Fidus paid a base quarterly dividend of $0.36 per share, and a supplemental cash dividend of $0.17 per share for a total dividend of $0.53 per share during the first quarter. For the second quarter on May 2 2022, the Board of Directors declared a base dividend of $0.36 cents per share and a supplemental dividend of $0.07 per share, equal to 100% of the surplus and adjusted NII over the base dividend from the first quarter, which will be payable on June 24 2022 to stockholders of record as of June 10 2022.

In terms of originations and repayments, after five consecutive quarters of elevated levels of repayments, we had net originations in the quarter of $91.2 million. We invested $114.4 million in debt and equity securities, all of which was invested in debt securities and new portfolio companies.

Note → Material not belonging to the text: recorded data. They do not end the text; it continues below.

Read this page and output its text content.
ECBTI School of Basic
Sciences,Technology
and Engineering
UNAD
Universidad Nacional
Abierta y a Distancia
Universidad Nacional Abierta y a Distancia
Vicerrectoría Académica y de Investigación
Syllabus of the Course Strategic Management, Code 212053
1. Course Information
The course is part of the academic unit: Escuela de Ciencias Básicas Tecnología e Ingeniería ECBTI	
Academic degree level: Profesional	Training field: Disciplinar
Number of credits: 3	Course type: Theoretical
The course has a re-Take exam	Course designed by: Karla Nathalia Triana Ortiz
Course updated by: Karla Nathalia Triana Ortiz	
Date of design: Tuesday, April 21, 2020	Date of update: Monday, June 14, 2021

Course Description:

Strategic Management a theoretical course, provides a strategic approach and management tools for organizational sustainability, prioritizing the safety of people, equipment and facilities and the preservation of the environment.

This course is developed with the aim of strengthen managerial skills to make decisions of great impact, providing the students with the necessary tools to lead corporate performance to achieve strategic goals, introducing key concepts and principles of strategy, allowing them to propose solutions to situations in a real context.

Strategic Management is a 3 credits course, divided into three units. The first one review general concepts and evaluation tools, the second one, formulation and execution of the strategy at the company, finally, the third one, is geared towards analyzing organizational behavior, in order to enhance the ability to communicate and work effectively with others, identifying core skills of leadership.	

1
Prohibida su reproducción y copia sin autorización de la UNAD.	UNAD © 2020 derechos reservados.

Following a trend that had started well before the pandemic, the largest percentage of debt investments was in first lien debt, amounting to $76.7 million for the first quarter.

In terms of new portfolio companies, we invested $101.2 million in seven of them, consisting of $10.8 million in first lien debt and common equity in AOM Intermediate Holdco, LLC doing businesses all over media leading provider of alternative out of home advertising across the C-store & gas station, retail, truckside & transit markets, among others. $14.4 million in subordinated debt in common and preferred equity and CIH Intermediate, LLC, a technology based risk management firm that provides education and customized price risk management services to businesses affected by volatility in the agriculture markets. $14.5 million in first lien debt and Fishbowl Solutions LLC, a leading provider of inventory management and manufacturing software, only $2.4 million in first lien debt and common equity and Micronics filtration Holding Inc. doing business as Micronics Engineered Filtration Group Inc. a global provider of aftermarket and OEM filtration equipment and consumables for use in mining, chemical, wastewater and various other industrial end markets.

$15 million in second lien debt and Quest Software US Holdings Inc., a global cybersecurity, data intelligence, and IT operations management software provider. $19.1 million in first lien debt subordinated debt and preferred equity and Tedia Company LLC, a leading manufacturer of high-purity solvents and chemicals focused on laboratory, pharmaceutical and biotech end markets. And $5 million in first lien debt and common equity in Zonkd, LLC, a leading supplier of products and services to the home furnishings industry.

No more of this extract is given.